I freeze, and I buckle, and I piss myself like an infant!
” She thrusts her hands into the wet sand and balls them into fists; the feel of the grains scraping against her skin helps to ground her a little.
“And what did Saint Ursula get for her trouble? Her head got cut off, that’s what.”
“Actually, she was pierced through with an arrow. The manner of her death matters little, though. What matters is that she became a saint and thus an example for us all. I dishonor her name. No matter that it was Satan himself who came to call on us; I should have stood up to him precisely because he was the devil. There are stories all over of common peasants who trick him, who outsmart him, who stand up to him, but I, a bride of Christ—”

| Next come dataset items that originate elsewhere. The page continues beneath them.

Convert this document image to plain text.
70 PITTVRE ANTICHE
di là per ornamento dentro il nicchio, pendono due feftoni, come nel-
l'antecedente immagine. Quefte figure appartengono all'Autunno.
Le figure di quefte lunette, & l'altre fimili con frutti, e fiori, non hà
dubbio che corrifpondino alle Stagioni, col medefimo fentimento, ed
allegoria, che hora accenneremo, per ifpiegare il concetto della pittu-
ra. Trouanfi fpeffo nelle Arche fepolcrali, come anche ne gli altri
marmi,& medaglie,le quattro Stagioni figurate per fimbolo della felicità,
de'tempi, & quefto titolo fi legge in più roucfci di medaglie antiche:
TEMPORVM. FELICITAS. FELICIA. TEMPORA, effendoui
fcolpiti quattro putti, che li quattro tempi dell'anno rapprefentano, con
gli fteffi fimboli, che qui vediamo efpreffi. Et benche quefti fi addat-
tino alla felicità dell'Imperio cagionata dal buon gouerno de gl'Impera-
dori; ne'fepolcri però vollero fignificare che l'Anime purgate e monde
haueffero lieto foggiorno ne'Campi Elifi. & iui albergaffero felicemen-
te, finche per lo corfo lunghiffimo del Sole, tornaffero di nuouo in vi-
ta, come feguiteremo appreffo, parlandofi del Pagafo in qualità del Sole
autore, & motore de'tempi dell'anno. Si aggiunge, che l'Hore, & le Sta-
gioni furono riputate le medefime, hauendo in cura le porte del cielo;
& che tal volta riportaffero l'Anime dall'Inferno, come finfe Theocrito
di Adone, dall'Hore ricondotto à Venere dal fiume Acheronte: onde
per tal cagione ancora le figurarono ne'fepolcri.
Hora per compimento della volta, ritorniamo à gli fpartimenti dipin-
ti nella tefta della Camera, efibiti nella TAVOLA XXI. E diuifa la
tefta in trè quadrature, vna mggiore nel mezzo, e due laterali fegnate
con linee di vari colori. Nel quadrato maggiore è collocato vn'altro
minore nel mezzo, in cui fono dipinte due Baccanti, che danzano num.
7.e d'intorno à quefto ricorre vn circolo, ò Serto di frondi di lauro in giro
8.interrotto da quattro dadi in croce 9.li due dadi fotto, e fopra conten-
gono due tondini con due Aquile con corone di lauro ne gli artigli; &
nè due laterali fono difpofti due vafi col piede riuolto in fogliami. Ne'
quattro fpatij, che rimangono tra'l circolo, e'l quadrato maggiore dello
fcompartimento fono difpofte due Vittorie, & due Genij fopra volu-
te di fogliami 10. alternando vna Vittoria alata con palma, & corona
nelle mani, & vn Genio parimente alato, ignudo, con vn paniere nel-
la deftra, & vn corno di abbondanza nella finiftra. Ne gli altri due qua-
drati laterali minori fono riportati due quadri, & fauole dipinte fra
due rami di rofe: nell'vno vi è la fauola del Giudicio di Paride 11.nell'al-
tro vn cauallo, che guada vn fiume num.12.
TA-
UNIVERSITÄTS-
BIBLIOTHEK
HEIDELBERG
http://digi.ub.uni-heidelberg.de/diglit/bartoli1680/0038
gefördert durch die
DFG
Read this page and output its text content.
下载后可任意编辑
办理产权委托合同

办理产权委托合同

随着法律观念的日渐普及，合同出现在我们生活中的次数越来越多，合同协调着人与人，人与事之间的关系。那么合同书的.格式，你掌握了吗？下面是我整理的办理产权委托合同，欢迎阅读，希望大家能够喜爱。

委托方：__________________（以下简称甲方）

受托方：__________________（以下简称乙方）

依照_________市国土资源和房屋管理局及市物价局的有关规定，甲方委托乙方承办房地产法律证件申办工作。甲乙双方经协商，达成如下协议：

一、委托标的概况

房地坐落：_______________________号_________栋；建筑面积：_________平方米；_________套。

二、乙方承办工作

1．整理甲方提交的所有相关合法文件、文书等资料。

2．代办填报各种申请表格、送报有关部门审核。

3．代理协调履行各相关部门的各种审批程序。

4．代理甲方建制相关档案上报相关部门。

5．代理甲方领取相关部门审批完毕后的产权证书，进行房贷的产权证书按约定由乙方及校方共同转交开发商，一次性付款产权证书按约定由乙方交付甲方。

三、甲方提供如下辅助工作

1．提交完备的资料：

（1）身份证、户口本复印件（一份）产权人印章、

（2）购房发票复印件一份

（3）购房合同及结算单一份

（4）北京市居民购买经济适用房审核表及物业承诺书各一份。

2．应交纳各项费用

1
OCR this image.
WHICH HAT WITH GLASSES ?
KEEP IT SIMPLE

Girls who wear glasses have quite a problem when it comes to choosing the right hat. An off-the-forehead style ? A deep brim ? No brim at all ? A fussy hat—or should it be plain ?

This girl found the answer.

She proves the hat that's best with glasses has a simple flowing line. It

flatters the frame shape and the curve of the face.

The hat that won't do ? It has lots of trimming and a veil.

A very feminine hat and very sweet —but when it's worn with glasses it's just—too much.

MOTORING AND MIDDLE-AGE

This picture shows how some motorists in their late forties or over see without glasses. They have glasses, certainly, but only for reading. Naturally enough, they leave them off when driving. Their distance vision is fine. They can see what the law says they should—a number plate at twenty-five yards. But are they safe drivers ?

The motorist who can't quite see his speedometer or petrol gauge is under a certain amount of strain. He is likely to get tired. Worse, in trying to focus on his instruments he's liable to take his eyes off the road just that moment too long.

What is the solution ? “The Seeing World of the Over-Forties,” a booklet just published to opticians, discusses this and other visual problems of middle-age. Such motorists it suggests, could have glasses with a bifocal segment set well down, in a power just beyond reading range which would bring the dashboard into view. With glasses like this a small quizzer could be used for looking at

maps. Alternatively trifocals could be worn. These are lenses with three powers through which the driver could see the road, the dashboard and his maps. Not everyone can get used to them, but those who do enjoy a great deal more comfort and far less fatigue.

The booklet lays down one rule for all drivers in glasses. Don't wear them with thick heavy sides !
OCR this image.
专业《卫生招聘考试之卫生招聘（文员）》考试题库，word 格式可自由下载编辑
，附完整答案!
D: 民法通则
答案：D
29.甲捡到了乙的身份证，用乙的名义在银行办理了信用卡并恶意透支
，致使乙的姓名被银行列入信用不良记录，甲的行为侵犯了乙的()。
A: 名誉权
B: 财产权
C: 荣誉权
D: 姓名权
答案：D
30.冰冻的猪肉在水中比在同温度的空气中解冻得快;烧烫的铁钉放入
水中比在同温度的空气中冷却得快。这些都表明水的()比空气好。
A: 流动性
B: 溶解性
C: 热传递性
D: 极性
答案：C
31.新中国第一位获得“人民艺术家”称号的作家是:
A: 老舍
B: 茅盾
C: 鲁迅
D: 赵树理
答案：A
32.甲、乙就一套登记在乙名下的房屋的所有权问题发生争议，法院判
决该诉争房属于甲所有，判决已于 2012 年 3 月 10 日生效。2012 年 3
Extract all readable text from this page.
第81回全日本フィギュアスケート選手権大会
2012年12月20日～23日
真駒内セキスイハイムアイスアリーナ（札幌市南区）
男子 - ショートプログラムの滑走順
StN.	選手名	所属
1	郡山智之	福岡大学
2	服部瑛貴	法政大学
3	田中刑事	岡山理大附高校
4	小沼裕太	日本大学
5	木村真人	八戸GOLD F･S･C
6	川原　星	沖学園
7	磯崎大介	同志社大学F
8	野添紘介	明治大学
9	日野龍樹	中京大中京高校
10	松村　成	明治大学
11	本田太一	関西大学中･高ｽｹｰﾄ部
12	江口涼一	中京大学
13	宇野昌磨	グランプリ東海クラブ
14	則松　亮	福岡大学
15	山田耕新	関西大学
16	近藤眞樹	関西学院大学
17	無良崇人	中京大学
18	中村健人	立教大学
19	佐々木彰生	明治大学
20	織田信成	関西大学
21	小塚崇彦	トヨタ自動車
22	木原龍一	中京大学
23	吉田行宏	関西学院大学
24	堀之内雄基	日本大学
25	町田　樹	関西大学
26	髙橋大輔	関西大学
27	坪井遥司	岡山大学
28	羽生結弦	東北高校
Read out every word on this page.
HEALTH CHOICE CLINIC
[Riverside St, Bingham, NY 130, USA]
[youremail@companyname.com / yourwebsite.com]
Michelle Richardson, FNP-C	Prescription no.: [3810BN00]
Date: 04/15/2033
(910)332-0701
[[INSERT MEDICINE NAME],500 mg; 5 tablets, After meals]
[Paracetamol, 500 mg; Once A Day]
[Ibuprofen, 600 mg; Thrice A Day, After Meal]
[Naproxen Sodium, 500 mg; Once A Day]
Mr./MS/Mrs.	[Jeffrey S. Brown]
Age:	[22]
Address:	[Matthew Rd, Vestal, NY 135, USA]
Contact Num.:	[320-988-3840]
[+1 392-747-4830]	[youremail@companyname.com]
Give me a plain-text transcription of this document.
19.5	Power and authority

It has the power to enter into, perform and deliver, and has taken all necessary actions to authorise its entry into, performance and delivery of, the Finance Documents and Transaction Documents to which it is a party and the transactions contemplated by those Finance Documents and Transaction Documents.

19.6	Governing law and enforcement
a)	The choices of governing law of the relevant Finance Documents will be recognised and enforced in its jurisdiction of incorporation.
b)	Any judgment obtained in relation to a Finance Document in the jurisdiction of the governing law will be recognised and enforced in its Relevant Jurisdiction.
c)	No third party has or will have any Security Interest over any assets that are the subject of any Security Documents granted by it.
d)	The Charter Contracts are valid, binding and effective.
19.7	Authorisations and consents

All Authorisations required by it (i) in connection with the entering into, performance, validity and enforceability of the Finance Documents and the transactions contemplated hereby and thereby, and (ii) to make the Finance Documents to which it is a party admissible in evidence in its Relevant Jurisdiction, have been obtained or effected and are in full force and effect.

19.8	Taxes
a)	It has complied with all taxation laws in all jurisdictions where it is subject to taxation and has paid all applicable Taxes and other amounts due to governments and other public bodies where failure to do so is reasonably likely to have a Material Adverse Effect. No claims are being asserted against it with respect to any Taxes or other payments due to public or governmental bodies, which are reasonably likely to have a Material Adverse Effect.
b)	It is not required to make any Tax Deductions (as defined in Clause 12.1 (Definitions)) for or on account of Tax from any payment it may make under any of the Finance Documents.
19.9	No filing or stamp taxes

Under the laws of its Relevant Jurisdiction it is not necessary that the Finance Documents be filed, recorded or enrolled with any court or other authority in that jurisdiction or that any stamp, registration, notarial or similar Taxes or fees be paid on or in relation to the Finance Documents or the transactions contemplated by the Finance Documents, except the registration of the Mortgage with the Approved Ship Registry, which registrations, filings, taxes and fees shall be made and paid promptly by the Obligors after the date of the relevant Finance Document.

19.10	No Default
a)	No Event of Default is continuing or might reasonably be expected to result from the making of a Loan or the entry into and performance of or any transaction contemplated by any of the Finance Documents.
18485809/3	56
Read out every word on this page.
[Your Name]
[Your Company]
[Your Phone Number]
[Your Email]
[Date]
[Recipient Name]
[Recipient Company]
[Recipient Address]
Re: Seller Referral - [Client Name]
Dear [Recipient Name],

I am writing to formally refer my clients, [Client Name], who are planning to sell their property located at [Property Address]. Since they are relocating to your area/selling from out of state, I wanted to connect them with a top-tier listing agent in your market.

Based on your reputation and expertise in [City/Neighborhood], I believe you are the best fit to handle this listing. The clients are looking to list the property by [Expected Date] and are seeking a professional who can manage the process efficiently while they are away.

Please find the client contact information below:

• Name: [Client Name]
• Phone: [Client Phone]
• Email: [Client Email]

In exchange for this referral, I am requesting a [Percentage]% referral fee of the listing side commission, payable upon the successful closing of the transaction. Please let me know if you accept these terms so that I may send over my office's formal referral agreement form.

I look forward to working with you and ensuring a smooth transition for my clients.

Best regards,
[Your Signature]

Elsebeth says, “That wasn’t Satan, Ursula, but a necromancer aided by a mercenary.”
Sister Ursula turns to her in surprise. “A necromancer?”
“A sort of sorcerer who raises the dead.”
“I know what a necromancer is, Elsebeth, but why do you believe that creature who took the skull from us is one? Surely Satan can make the dead rise and, in that way, mock the miracle of resurrection?”